Medicine and our healthcare professionals are transitioning from paper to digital in a number of different ways. In several of our previous blog posts, we covered extensive ground on EMR/EHR software, electronic medical billing, and how these digital systems influence the specialty-specific practice in its organization. In this article, I would like to delve into some of the advantages (and disadvantages) of the impact of patient portals and how they influence our healthcare industry in terms of patient care.
What exactly are medical patient portals?
A medical patient portal is defined as a secure website that provides an efficient communication channel between the physician and patient. They may slightly vary in their configurations and features, but they usually allow patients to access medical records on their doctor visits, lab results, discharge summaries, medications, immunizations, and other pertinent information.
Many patient portals offer more advanced functionalities that make it possible for patients to:
- Interact with healthcare professionals via a secure email line
- Pay medical bills
- Download and fill out patient intake forms prior to scheduled appointments
- Ask for legitimate prescription refills
- Schedule regular (non-urgent) medical visits
- Obtain educational materials
- Receive information on benefits and insurance coverage, and so on.
Physicians and their patients can tap into a patient portal for any desktop, laptop, and even mobile device with a solid internet connection.
A few different scenarios concerning patient portals in our healthcare industry
Patient portals have gained momentum just as electronic health records did in the past several years, though perhaps not in the same intensity. The American Academy of Family Physicians reports that 41% of family physicians use patient portals for patient messages, 35% use this online resource to provide health information to patients, and about 33% use it for e-prescribing and scheduling.
One family practice physician started using a patient portal about 2 ½ years ago in his medical facility located in rural Montana. One of his patients (let’s call him Michael – not his real name) has had some blood tests done two weeks prior to his yearly physical. Michael was able to access his test results on the patient portal 1 to 2 days after testing. If his test results showed any cause for concern, Michael would have done a little research and prepared for a dialogue with his doctor at the scheduled physical.
Michael utilized the patient portal anytime he had a question for his physician or nurse, needed his prescription renewed, etc. – thereby eliminating phone tag with his doctor’s office and sometimes even the need for a medical visit. In Michael’s case, response time and speed of quality care has increased tremendously since his physician encouraged him to sign up for the patient portal. His healthcare providers were consistently on the ball about sharing medical records and responding to his questions via the online portal. Further, Michael preferred the portal to the telephone because he found it extremely user-friendly.
Since the family physician practice was in a rural region, patients often had to drive up to 2 or 3 hours to see the doctor. Therefore, a patient portal would facilitate patient care and management of their medical conditions without patients having to make frequent trips to the practice.

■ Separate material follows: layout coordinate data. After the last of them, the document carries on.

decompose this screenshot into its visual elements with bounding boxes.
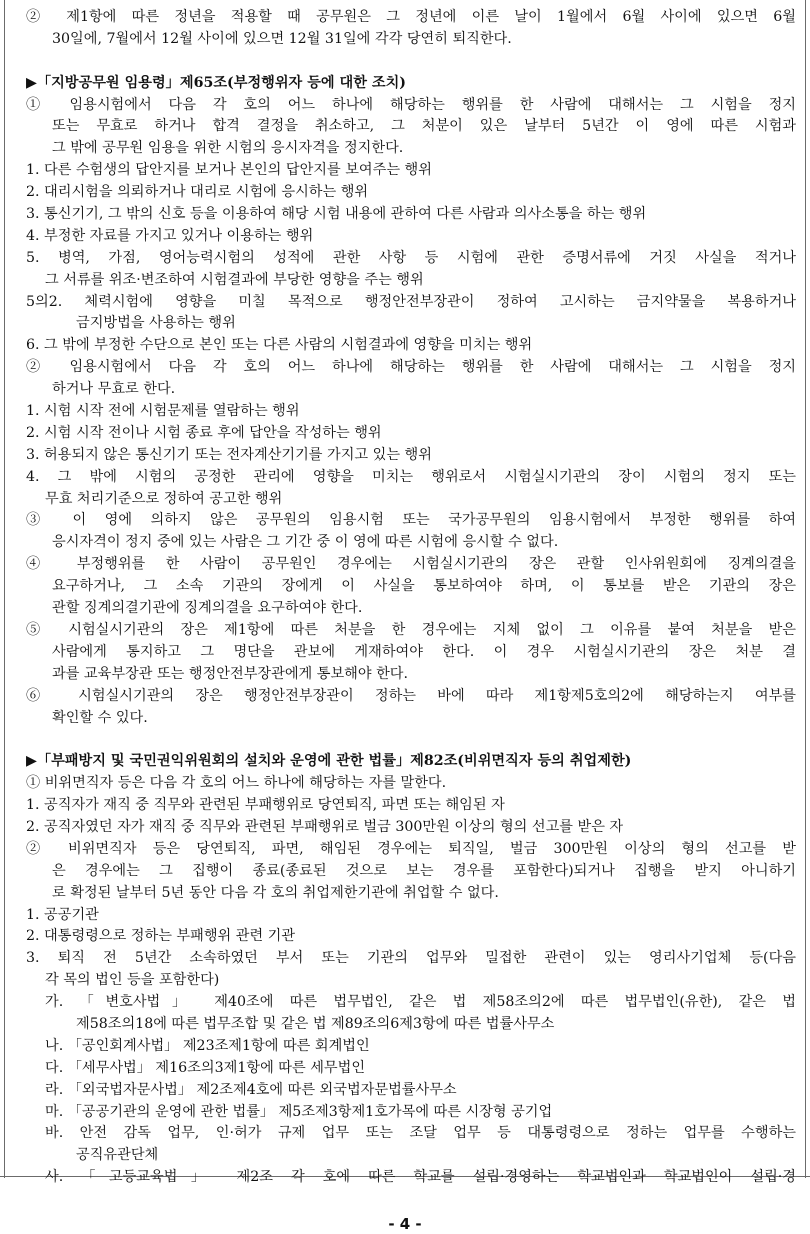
text-line: ② 임용시험에서 다음 각 호의 어느 하나에 해당하는 행위를 한 사람에 대해서는 그 시험을 정지 xyxy=(26,359,796,376)
text-line: 4. 그 밖에 시험의 공정한 관리에 영향을 미치는 행위로서 시험실시기관의 장이 시험의 정지 또는 xyxy=(26,468,796,485)
text-line: 금지방법을 사용하는 행위 xyxy=(76,315,236,332)
text-line: 마. 「공공기관의 운영에 관한 법률」 제5조제3항제1호가목에 따른 시장형 공기업 xyxy=(45,1103,553,1120)
text-line: 30일에, 7월에서 12월 사이에 있으면 12월 31일에 각각 당연히 퇴직한다. xyxy=(52,30,512,47)
text-line: 요구하거나, 그 소속 기관의 장에게 이 사실을 통보하여야 하며, 이 통보를 받은 기관의 장은 xyxy=(52,578,796,595)
text-line: 나. 「공인회계사법」 제23조제1항에 따른 회계법인 xyxy=(45,1037,370,1054)
text-line: 2. 시험 시작 전이나 시험 종료 후에 답안을 작성하는 행위 xyxy=(26,424,382,441)
text-line: 1. 다른 수험생의 답안지를 보거나 본인의 답안지를 보여주는 행위 xyxy=(26,162,432,179)
text-line: 2. 공직자였던 자가 재직 중 직무와 관련된 부패행위로 벌금 300만원 이상의 형의 선고를 받은 자 xyxy=(26,818,624,835)
text-line: 공직유관단체 xyxy=(76,1147,159,1164)
section-heading: ▶「지방공무원 임용령」제65조(부정행위자 등에 대한 조치) xyxy=(26,74,407,91)
text-line: 2. 대통령령으로 정하는 부패행위 관련 기관 xyxy=(26,928,296,945)
blank-line xyxy=(26,51,796,73)
text-line: 각 목의 법인 등을 포함한다) xyxy=(45,972,220,989)
text-line: 2. 대리시험을 의뢰하거나 대리로 시험에 응시하는 행위 xyxy=(26,184,369,201)
text-line: 다. 「세무사법」 제16조의3제1항에 따른 세무법인 xyxy=(45,1059,366,1076)
text-line: ④ 부정행위를 한 사람이 공무원인 경우에는 시험실시기관의 장은 관할 인사위원회에 징계의결을 xyxy=(26,556,796,573)
text-line: 6. 그 밖에 부정한 수단으로 본인 또는 다른 사람의 시험결과에 영향을 미치는 행위 xyxy=(26,337,533,354)
text-line: 4. 부정한 자료를 가지고 있거나 이용하는 행위 xyxy=(26,227,314,244)
blank-line xyxy=(26,729,796,751)
text-line: ⑥ 시험실시기관의 장은 행정안전부장관이 정하는 바에 따라 제1항제5호의2에 해당하는지 여부를 xyxy=(26,687,796,704)
text-line: 확인할 수 있다. xyxy=(52,709,148,726)
text-line: 하거나 무효로 한다. xyxy=(52,381,176,398)
text-line: 가. 「변호사법」 제40조에 따른 법무법인, 같은 법 제58조의2에 따른 법무법인(유한), 같은 법 xyxy=(45,994,796,1011)
text-line: 은 경우에는 그 집행이 종료(종료된 것으로 보는 경우를 포함한다)되거나 집행을 받지 아니하기 xyxy=(52,862,796,879)
text-line: 또는 무효로 하거나 합격 결정을 취소하고, 그 처분이 있은 날부터 5년간 이 영에 따른 시험과 xyxy=(52,118,796,135)
text-line: 5의2. 체력시험에 영향을 미칠 목적으로 행정안전부장관이 정하여 고시하는 금지약물을 복용하거나 xyxy=(26,293,796,310)
text-line: 그 서류를 위조·변조하여 시험결과에 부당한 영향을 주는 행위 xyxy=(45,271,424,288)
right-border xyxy=(805,0,806,1178)
text-line: 3. 통신기기, 그 밖의 신호 등을 이용하여 해당 시험 내용에 관하여 다른 사람과 의사소통을 하는 행위 xyxy=(26,206,647,223)
text-line: ⑤ 시험실시기관의 장은 제1항에 따른 처분을 한 경우에는 지체 없이 그 이유를 붙여 처분을 받은 xyxy=(26,621,796,638)
text-line: ① 비위면직자 등은 다음 각 호의 어느 하나에 해당하는 자를 말한다. xyxy=(26,775,447,792)
text-line: 바. 안전 감독 업무, 인·허가 규제 업무 또는 조달 업무 등 대통령령으로 정하는 업무를 수행하는 xyxy=(45,1125,796,1142)
text-line: 1. 공직자가 재직 중 직무와 관련된 부패행위로 당연퇴직, 파면 또는 해임된 자 xyxy=(26,797,505,814)
text-line: 과를 교육부장관 또는 행정안전부장관에게 통보해야 한다. xyxy=(52,665,408,682)
text-line: 사. 「고등교육법」 제2조 각 호에 따른 학교를 설립·경영하는 학교법인과 학교법인이 설립·경 xyxy=(45,1169,796,1186)
text-line: 3. 퇴직 전 5년간 소속하였던 부서 또는 기관의 업무와 밀접한 관련이 있는 영리사기업체 등(다음 xyxy=(26,950,796,967)
document-body xyxy=(26,7,796,1189)
text-line: 응시자격이 정지 중에 있는 사람은 그 기간 중 이 영에 따른 시험에 응시할 수 없다. xyxy=(52,534,559,551)
left-border xyxy=(4,0,5,1178)
text-line: ② 비위면직자 등은 당연퇴직, 파면, 해임된 경우에는 퇴직일, 벌금 300만원 이상의 형의 선고를 받 xyxy=(26,840,796,857)
text-line: 5. 병역, 가점, 영어능력시험의 성적에 관한 사항 등 시험에 관한 증명서류에 거짓 사실을 적거나 xyxy=(26,249,796,266)
section-heading: ▶「부패방지 및 국민권익위원회의 설치와 운영에 관한 법률」제82조(비위면직자 등의 취업제한) xyxy=(26,753,632,770)
text-line: 1. 공공기관 xyxy=(26,906,99,923)
text-line: 사람에게 통지하고 그 명단을 관보에 게재하여야 한다. 이 경우 시험실시기관의 장은 처분 결 xyxy=(52,643,796,660)
text-line: ③ 이 영에 의하지 않은 공무원의 임용시험 또는 국가공무원의 임용시험에서 부정한 행위를 하여 xyxy=(26,512,796,529)
text-line: 3. 허용되지 않은 통신기기 또는 전자계산기기를 가지고 있는 행위 xyxy=(26,446,432,463)
text-line: 제58조의18에 따른 법무조합 및 같은 법 제89조의6제3항에 따른 법률사무소 xyxy=(76,1015,555,1032)
text-line: 무효 처리기준으로 정하여 공고한 행위 xyxy=(45,490,283,507)
page-number: - 4 - xyxy=(388,1215,422,1233)
text-line: 1. 시험 시작 전에 시험문제를 열람하는 행위 xyxy=(26,403,300,420)
text-line: 관할 징계의결기관에 징계의결을 요구하여야 한다. xyxy=(52,600,363,617)
text-line: 로 확정된 날부터 5년 동안 다음 각 호의 취업제한기관에 취업할 수 없다. xyxy=(52,884,499,901)
text-line: 라. 「외국법자문사법」 제2조제4호에 따른 외국법자문법률사무소 xyxy=(45,1081,457,1098)
text-line: 그 밖에 공무원 임용을 위한 시험의 응시자격을 정지한다. xyxy=(52,140,404,157)
text-line: ① 임용시험에서 다음 각 호의 어느 하나에 해당하는 행위를 한 사람에 대해서는 그 시험을 정지 xyxy=(26,96,796,113)
text-line: ② 제1항에 따른 정년을 적용할 때 공무원은 그 정년에 이른 날이 1월에서 6월 사이에 있으면 6월 xyxy=(26,9,796,25)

However, not all healthcare facilities have patients who are as eager to jump onboard with patient portals. For example, a major hospital started using a patient portal in New York, where a highly diverse population speaks approximately 150 languages and dialects in the borough of Queens. Patient portals, unfortunately, are only in English, so there is a language barrier for many patients. A large number of these patients also don’t have an email address – which is needed to create a user account on a patient portal.
With that in mind, hospital administrators are taking strategic measures to increase portal participation among patients, such as getting small group of volunteers with iPads to enroll patients in portals and setting precise targets to accomplish this.

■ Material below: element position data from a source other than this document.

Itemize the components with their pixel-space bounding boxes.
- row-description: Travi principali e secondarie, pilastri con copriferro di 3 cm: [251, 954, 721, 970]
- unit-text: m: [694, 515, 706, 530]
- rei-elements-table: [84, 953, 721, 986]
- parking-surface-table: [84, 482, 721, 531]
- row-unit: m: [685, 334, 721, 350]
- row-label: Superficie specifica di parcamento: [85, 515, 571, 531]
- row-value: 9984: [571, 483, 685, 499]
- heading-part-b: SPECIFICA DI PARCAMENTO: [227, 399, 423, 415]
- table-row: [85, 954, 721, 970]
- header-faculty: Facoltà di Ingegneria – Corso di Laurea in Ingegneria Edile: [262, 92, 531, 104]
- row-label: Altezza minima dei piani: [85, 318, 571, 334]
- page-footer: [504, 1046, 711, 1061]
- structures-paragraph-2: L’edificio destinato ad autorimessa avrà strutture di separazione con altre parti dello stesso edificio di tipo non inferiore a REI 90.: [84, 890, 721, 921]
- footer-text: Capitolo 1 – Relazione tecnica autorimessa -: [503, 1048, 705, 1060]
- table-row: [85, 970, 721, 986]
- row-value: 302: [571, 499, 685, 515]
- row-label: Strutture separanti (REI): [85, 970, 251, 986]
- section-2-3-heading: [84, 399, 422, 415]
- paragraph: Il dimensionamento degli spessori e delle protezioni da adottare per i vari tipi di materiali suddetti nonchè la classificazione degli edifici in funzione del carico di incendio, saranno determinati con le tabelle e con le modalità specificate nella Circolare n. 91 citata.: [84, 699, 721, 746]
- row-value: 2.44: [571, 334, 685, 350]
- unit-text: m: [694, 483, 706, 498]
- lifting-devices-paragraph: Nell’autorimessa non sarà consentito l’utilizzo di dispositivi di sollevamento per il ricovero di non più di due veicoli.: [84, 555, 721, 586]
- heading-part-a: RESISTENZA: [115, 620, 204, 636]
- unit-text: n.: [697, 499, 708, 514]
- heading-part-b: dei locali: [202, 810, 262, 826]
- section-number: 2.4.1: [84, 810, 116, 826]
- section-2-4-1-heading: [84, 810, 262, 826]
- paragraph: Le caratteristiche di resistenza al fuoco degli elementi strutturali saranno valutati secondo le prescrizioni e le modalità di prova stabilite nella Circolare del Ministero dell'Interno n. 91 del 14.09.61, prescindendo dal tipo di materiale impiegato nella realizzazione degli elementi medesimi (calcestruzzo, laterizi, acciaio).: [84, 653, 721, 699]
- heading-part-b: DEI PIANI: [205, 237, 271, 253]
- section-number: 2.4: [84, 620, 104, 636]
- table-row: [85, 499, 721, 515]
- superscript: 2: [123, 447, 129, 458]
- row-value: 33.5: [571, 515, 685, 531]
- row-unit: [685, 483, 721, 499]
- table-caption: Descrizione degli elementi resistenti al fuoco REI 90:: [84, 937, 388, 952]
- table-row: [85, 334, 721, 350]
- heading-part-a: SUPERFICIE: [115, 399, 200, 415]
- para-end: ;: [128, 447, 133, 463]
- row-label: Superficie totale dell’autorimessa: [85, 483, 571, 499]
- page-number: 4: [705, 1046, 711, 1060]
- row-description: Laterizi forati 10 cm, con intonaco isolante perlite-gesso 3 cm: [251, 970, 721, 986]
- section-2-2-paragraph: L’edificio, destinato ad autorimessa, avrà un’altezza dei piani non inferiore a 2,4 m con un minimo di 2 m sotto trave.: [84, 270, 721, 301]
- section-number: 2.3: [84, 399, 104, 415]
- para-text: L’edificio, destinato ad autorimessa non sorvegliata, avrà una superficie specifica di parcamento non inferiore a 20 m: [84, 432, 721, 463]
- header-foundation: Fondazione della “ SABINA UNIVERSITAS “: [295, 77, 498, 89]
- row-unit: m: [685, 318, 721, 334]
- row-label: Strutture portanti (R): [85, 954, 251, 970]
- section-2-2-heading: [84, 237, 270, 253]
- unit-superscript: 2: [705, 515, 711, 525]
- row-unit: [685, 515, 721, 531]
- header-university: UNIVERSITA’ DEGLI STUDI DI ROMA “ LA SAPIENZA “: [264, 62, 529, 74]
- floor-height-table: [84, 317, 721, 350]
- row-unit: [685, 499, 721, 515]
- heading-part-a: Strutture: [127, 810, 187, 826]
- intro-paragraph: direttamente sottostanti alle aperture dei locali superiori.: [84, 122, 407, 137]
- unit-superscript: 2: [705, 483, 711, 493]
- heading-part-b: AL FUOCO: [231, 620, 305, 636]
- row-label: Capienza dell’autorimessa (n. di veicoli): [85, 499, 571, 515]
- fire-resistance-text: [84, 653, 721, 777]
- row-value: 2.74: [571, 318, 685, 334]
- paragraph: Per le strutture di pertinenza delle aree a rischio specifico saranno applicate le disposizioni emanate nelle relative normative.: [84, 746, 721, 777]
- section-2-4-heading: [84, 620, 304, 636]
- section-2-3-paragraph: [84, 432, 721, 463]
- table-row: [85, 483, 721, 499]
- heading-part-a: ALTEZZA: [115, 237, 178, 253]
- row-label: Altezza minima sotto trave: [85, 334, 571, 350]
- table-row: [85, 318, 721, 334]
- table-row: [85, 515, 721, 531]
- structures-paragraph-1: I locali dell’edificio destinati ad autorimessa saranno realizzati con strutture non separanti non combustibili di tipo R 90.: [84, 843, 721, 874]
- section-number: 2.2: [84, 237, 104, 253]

Patient portals don’t supplant core medical treatment
Similar to EMR/EHR software, patient portals should be viewed as tools that expedite and streamline traditional medical care but don’t replace it. Physicians should use discretion in what they share with patients via a patient portal. For instance, you might want to break the news of serious abnormalities found in MRIs, CAT-Scans, etc. in person as opposed to through a patient portal. Naturally, medical appointments and personal interaction is still necessary when taking important measures for the patient’s health.
Moreover, patients shouldn’t message their physicians through an online portal that they have a medical emergency at 4 a.m. For these cases, patients should go to the ER or contact their physicians directly after office hours. Ensure that your patients know this when they start engaging with the portal.
The logistics and costs associated with patient portals
The patient portal requires an investment in its organizational integration, set-up, and training of personnel in its use, not to mention the annual usage fee that often comes with it. The increase of traffic between physician(s) and patients might necessitate an addition of an employee to manage the patient portal. Thus, you should do a cost-benefit analysis on the overhead expense versus the improvement of patient care through a patient portal.
My advice: if your practice is advancing rapidly with the latest digital technologies in terms of EHR, mobile EMR applications, and telemedicine, then patient portals would fit nicely into your organizational systems and medical services for more timely and efficient medical care.